Xinhua | Updated: 2017-05-08 10:48

Oscar-winning director takes a fancy to Chinese acupuncture

Traditional Chinese medicine originated in ancient China and has evolved over thousands of years. Traditional Chinese medicine practitioners use herbal medicines and various mind and body practices, such as acupuncture and Tai chi, to treat or prevent health problems.[Photo/Xinhua]

When the acupuncture needles were inserted into his body, Florian Henckel von Donnersmarck, the Oscar-winning director, struggled to keep smiling in front of his wife and three kids, who were holding breath and watching attentively.

"It can hurt a little, but the pain does not stay, it takes maybe a few seconds then it goes away," Donnersmarck told Xinhua on Friday at an acupuncture clinic.

Donnersmarck has been coming to the Beijing Chinese Medical Center in Santa Monica, Los Angeles, every week for three months.

This 44-year-old German director is best known for his thriller "The Lives of Others," which won the Best Foreign Language Film Award at the 79th Oscars in 2007.

Years of working hard in the movie industry caused Donnersmarck neck pains, and it got serious in February when the doctor told him he needed surgery.
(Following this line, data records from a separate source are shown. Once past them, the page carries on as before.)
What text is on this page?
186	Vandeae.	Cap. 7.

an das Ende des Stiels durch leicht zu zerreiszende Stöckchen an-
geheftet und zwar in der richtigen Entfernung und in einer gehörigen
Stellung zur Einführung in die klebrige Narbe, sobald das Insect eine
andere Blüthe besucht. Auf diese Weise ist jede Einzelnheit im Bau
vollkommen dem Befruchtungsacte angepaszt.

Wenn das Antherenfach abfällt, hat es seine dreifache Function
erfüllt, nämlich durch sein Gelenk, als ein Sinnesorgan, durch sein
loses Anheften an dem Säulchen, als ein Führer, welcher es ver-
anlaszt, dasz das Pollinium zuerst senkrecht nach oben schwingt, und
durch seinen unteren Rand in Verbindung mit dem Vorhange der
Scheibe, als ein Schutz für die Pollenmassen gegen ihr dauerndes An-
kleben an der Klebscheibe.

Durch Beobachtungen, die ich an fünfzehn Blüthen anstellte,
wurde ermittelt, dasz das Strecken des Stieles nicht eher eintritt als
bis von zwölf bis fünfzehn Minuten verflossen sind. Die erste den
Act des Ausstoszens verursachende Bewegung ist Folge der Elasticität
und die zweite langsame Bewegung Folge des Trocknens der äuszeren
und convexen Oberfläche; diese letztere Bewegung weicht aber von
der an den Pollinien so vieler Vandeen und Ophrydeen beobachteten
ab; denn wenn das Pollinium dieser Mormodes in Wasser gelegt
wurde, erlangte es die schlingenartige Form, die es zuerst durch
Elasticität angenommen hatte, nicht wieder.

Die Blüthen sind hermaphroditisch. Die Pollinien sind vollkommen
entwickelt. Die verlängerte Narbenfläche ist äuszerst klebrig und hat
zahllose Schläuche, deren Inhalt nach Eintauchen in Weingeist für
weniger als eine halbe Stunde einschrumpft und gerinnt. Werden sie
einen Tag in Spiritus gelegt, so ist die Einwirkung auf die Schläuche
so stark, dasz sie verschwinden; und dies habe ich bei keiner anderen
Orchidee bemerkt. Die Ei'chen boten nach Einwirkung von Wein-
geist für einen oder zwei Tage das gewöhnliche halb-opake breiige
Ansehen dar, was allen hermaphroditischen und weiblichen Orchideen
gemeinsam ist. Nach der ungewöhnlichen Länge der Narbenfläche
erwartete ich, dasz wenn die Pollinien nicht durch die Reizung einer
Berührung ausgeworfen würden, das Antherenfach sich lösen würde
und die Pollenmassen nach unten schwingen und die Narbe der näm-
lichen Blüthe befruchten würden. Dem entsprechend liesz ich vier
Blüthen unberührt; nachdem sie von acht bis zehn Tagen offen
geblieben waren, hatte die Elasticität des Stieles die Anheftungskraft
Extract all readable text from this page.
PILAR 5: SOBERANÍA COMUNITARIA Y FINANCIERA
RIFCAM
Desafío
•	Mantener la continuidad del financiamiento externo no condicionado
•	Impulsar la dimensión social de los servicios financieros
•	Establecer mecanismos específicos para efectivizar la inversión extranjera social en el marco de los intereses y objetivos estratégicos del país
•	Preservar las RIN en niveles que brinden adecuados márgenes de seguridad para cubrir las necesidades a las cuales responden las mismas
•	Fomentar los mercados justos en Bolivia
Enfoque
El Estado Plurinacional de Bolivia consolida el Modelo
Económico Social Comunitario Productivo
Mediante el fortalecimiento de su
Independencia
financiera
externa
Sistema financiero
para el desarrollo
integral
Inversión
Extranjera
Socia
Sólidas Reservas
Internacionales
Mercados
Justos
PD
Then a nurse suggested him to try Traditional Chinese medicine and to see Dr. Wu Baolin at the Beijing Chinese Medical Center.

As a recognized authority on Traditional Chinese medicine with a degree in Western medicine, Dr. Wu has been practicing in Santa Monica for 27 years.

Donnersmarck admitted that it was scary when he saw the acupuncture needles for the first time. "Acupuncture is a very precise, careful and caring process... the doctor can not miss by a few millimeters," he told Xinhua, "With Dr. Wu, you feel so much the deep wisdom, the experience, the knowledge. I feel it so much and I trust him."

His trust paid him back. Without any surgery, Donnersmarck's problem was solved in one month. "I found that Western medicine can be very aggressive, and it has extreme side effects," Donnersmarck said. "But for Traditional Chinese medicine and acupuncture, they do not have side effects, it is about activating the energy and oxygen flow in the body, it is about helping the body heal itself."

Another thing that Donnersmarck found impressive was how Dr. Wu takes Western medicine into consideration and uses that in Traditional Chinese medicine.